Some ophthalmologists say this phenomenon uncannily kicks in at 43,5. It’s called presbyopia, from the Latin for ‘old sight’, and is part of a process that usually begins in the third decade of life.

In this process the crystalline lens, which sits just behind the pupil in the eye, gradually becomes less flexible. This lens is responsible for adjusting the focus from a distant point to a near point. Tiny little muscles push and pull on this lens to adjust its curvature and make it refocus in a process known as accommodation.

Children have an excellent capacity for accommodation even if they are long-sighted. Their lenses are fluid and highly flexible and the muscles in their eyes are strong.

With age, the lens inevitably hardens and muscles eventually become fatigued. By the time a lens reaches its 40s, it is harder and muscles have to do extra work to make it accommodate, although it can still provide good distance vision.

People’s lenses continue to harden until they are in their late 60s. As hardening progresses, stronger and stronger glasses are required to compensate for it. By the age of 70, the process has stabilised as no more accommodation is possible.

In their 70s and 80s, some people experience what looks like a reversal in this process. They begin to realise they can read without their glasses. Often adult children remark on how odd it is that, after depending on spectacles for 25 to 30 years, their mother now has better sight and is able to sew and read without them. Unfortunately, this usually means the mother is developing cataracts that will eventually have to be removed.

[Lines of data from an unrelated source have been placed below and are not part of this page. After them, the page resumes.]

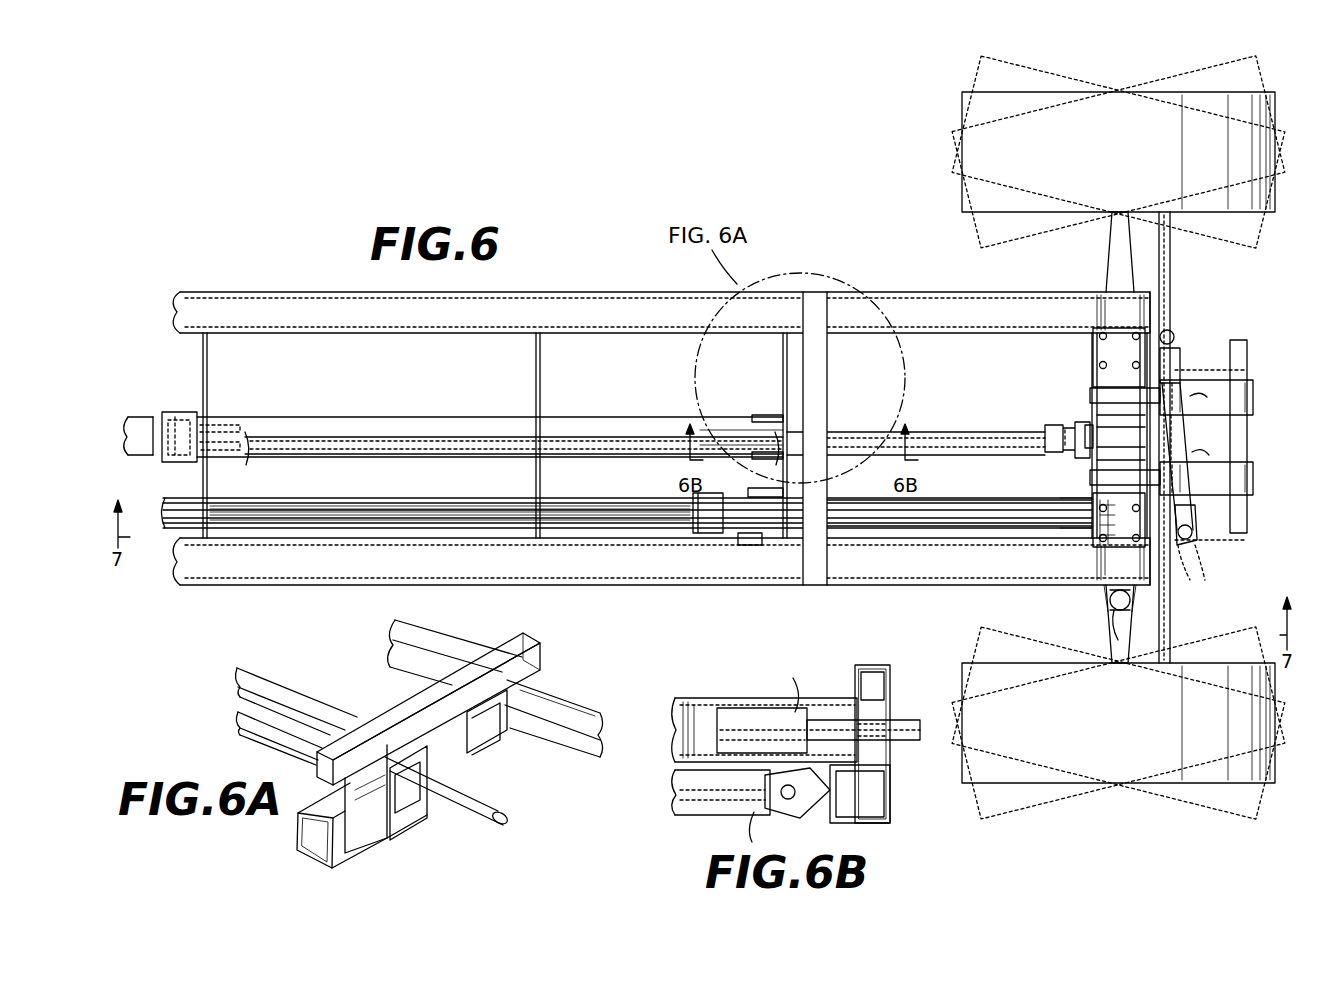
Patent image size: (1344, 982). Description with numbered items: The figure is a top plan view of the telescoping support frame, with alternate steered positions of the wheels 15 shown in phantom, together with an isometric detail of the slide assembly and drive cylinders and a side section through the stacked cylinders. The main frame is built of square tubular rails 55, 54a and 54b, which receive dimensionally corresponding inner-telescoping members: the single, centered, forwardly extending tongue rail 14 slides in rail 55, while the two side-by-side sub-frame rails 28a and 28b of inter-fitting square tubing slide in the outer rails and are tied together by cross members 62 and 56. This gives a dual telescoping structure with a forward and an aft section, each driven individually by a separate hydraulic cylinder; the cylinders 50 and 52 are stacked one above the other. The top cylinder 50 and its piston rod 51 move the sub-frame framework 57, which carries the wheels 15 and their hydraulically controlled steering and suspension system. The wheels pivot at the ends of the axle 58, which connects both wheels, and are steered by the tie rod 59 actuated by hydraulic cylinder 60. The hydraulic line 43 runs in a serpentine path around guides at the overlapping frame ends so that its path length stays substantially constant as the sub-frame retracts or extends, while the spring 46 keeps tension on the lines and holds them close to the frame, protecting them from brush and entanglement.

In FIG. 6, the tongue rail 14 is at (135, 425).
In FIG. 6, the wheels 15 is at (1110, 162).
In FIG. 6, the sub-frame rail 28a is at (940, 298).
In FIG. 6A, the sub-frame rail 28a is at (565, 702).
In FIG. 6, the sub-frame rail 28b is at (950, 570).
In FIG. 6, the hydraulic line 43 is at (985, 498).
In FIG. 6, the spring 46 is at (605, 506).
In FIG. 6, the hydraulic cylinder 50 is at (603, 420).
In FIG. 6A, the hydraulic cylinder 50 is at (266, 672).
In FIG. 6B, the hydraulic cylinder 50 is at (748, 722).
In FIG. 6, the piston rod 51 is at (980, 430).
In FIG. 6A, the piston rod 51 is at (500, 800).
In FIG. 6B, the piston rod 51 is at (828, 725).
In FIG. 6A, the hydraulic cylinder 52 is at (245, 724).
In FIG. 6B, the hydraulic cylinder 52 is at (706, 778).
In FIG. 6, the main frame rail 54a is at (560, 312).
In FIG. 6A, the main frame rail 54a is at (408, 656).
In FIG. 6, the main frame rail 54b is at (675, 566).
In FIG. 6, the main frame rail 55 is at (392, 430).
In FIG. 6, the cross member 56 is at (815, 362).
In FIG. 6A, the cross member 56 is at (370, 840).
In FIG. 6B, the cross member 56 is at (890, 810).
In FIG. 6, the sub-frame framework 57 is at (1090, 341).
In FIG. 6, the axle 58 is at (1118, 268).
In FIG. 6, the tie rod 59 is at (1173, 288).
In FIG. 6, the hydraulic cylinder 60 is at (1240, 437).
In FIG. 6, the cross member 62 is at (210, 357).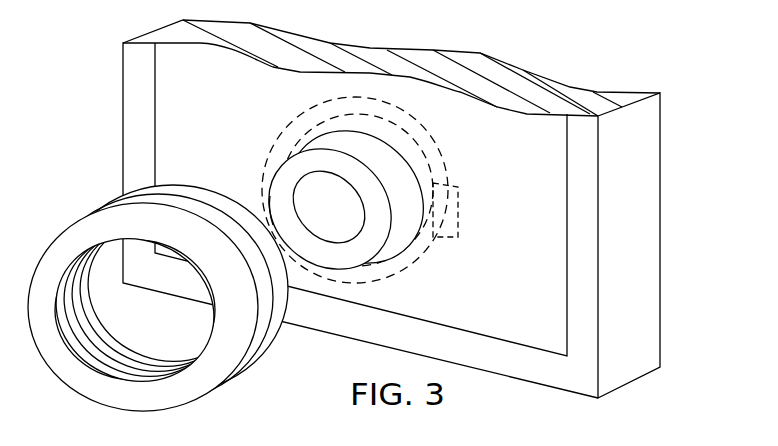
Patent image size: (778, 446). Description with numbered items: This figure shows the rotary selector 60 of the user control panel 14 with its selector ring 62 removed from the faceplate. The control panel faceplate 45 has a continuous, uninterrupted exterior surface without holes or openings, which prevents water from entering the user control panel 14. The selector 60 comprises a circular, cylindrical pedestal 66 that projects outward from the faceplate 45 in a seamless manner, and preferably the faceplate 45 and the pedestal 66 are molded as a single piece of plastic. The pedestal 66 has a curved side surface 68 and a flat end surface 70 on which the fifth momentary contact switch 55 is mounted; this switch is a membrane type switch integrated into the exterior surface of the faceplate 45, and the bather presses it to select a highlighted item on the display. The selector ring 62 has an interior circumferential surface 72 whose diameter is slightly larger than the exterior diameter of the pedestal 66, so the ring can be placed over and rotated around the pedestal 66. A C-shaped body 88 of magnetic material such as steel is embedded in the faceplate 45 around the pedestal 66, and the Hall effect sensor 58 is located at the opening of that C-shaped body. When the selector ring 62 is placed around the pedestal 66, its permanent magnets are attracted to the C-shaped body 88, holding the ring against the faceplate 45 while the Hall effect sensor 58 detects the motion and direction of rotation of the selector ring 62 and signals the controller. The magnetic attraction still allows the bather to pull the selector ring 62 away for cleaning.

The user control panel 14 is at (639, 213).
The control panel faceplate 45 is at (512, 357).
The fifth momentary contact switch 55 is at (330, 227).
The Hall effect sensor 58 is at (462, 203).
The rotary selector 60 is at (470, 157).
The selector ring 62 is at (277, 339).
The pedestal 66 is at (404, 217).
The curved side surface 68 is at (370, 152).
The flat end surface 70 is at (282, 205).
The interior circumferential surface 72 is at (107, 330).
The C-shaped body 88 is at (294, 110).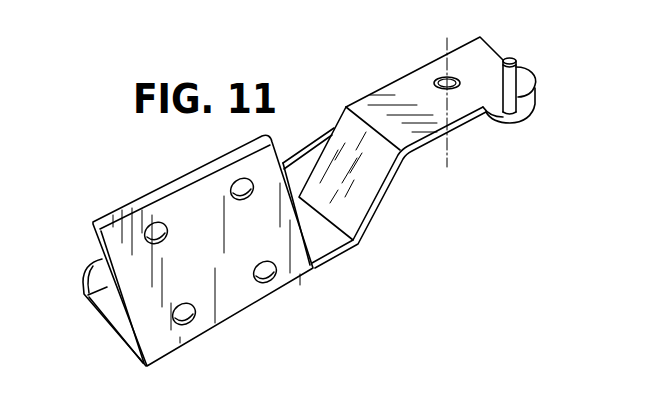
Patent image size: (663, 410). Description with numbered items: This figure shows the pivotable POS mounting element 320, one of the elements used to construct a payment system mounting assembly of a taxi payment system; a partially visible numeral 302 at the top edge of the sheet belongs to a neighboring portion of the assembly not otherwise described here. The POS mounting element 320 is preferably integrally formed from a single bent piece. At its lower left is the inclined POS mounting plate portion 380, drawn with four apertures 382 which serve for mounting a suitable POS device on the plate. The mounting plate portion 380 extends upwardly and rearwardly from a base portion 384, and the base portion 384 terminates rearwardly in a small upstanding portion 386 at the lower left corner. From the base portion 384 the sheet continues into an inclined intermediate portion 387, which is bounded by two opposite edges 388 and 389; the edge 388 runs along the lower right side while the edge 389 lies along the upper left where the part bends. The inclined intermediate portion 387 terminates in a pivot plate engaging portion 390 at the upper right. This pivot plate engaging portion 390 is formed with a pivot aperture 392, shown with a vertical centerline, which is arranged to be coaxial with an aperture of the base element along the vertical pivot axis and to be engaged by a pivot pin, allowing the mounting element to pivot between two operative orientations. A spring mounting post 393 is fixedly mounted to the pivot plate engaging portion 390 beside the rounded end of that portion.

The component (partially shown) 302 is at (94, 4).
The pivotable POS mounting element 320 is at (405, 222).
The inclined POS mounting plate portion 380 is at (178, 205).
The apertures 382 is at (245, 203).
The base portion 384 is at (115, 318).
The upstanding portion 386 is at (97, 278).
The inclined intermediate portion 387 is at (378, 168).
The edge 388 is at (372, 215).
The edge 389 is at (308, 137).
The pivot plate engaging portion 390 is at (487, 50).
The pivot aperture 392 is at (443, 43).
The spring mounting post 393 is at (517, 78).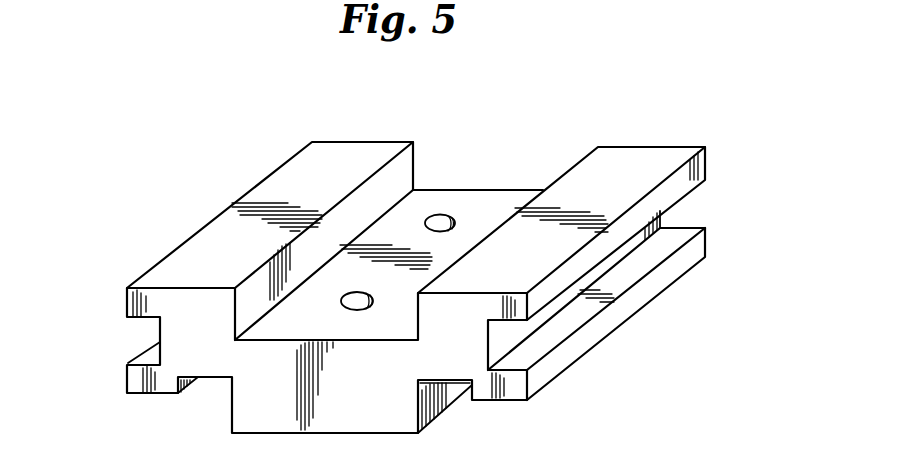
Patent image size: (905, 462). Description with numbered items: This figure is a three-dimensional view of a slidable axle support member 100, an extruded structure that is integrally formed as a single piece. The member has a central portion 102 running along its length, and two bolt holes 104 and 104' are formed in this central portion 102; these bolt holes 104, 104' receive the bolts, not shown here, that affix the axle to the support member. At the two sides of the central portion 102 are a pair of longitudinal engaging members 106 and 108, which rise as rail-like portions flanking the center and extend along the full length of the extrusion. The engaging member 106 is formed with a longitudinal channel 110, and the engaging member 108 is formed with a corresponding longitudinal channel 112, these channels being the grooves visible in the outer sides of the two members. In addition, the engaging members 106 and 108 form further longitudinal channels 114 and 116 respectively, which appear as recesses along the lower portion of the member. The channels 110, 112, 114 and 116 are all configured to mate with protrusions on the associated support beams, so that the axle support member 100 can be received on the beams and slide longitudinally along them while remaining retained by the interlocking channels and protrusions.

The axle support member 100 is at (708, 146).
The central portion 102 is at (411, 236).
The bolt hole 104 is at (326, 313).
The bolt hole 104' is at (481, 186).
The longitudinal engaging member 106 is at (617, 168).
The longitudinal engaging member 108 is at (312, 178).
The longitudinal channel 110 is at (668, 222).
The longitudinal channel 112 is at (159, 338).
The longitudinal channel 114 is at (448, 385).
The longitudinal channel 116 is at (211, 381).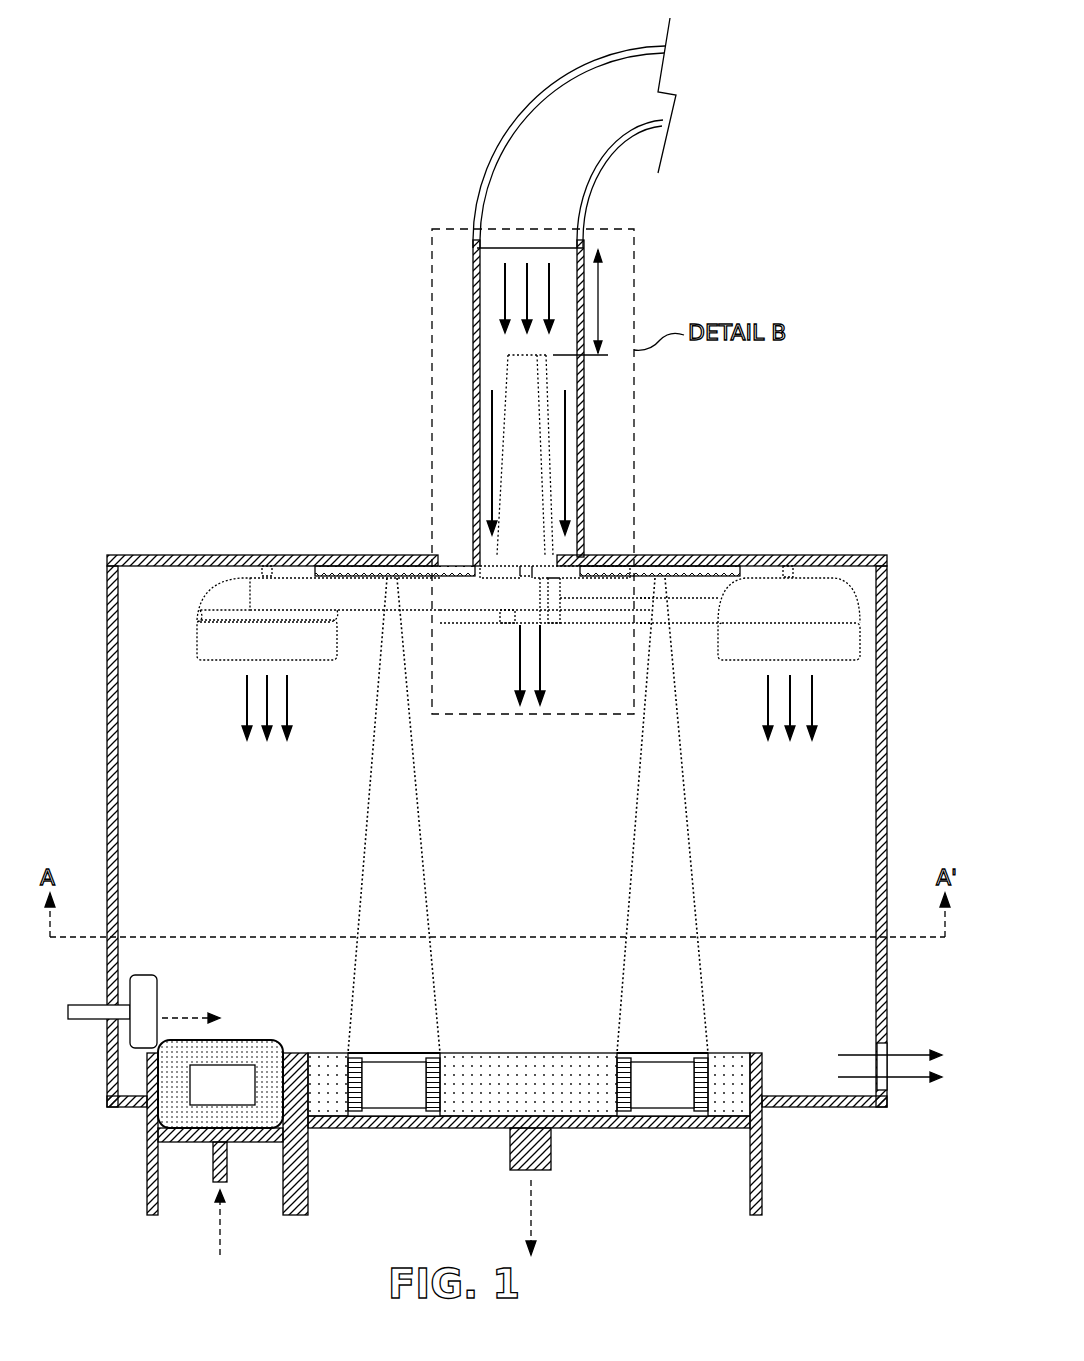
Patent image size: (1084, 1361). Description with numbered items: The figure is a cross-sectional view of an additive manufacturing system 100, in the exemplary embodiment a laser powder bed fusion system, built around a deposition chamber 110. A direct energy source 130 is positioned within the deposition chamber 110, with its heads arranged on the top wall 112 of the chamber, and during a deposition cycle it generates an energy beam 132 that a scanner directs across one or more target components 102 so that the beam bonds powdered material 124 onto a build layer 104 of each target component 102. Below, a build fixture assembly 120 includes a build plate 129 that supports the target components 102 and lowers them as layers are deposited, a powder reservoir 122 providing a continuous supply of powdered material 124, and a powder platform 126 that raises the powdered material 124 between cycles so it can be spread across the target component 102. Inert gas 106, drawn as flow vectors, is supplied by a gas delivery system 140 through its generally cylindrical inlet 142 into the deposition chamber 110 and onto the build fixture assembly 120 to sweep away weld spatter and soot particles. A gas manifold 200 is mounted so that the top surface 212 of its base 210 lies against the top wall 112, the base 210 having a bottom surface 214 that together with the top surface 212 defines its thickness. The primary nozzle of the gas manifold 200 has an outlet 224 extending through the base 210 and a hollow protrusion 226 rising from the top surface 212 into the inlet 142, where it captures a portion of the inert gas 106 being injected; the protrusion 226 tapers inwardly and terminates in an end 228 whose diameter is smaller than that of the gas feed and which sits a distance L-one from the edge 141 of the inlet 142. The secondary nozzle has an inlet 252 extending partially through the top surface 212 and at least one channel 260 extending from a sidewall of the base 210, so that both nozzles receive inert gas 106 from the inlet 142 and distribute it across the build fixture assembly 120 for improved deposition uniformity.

Some eye doctors say one of the best measures of body ageing is the person’s ability to focus. By measuring how much focusing power is lost, they believe they can tell how well the person has aged.

If I have a 70-year-old patient who looks 60, I will try and treat them as if they were 60. Vision is linked to general health,’ says one ophthalmologist.

When they hit their 40s many people resist getting glasses in the incorrect belief that the glasses will make their eyes lazy and lead to further deterioration. While there is no reason to rush to get spectacles, there is little point delaying too long.

Eventually, they will need help with reading. There are alternatives for those who don’t want to wear glasses for personal reasons. While research into a laser option continues apace, there are the options of bifocal contact lenses and monovision.

Bifocal contact lenses are specially weighted at their base so they hold their position in the eye and are correctly placed for reading.

With monovision, vision is corrected in one eye only. Although they are usually unaware of it, most people have one dominant eye. To create monovision, the nondominant eye is identified, and a contact lens is placed on it to give it reading vision. This eye then becomes blurred for distance vision. The person then uses the dominant eye for general vision and getting about in the world and the nondominant eye for reading. The price for this is the loss of binocular vision, which can only occur when both eyes work together.

Some people can’t tolerate different vision in both eyes and some grow used to it and find it effective. Several well-known public figures who prefer not to wear glasses for vanity opt for monovision.

There are laser centres that will modify one eye to create monovision. Some eye specialists don’t push this option because they believe it is better to have both eyes set for normal vision.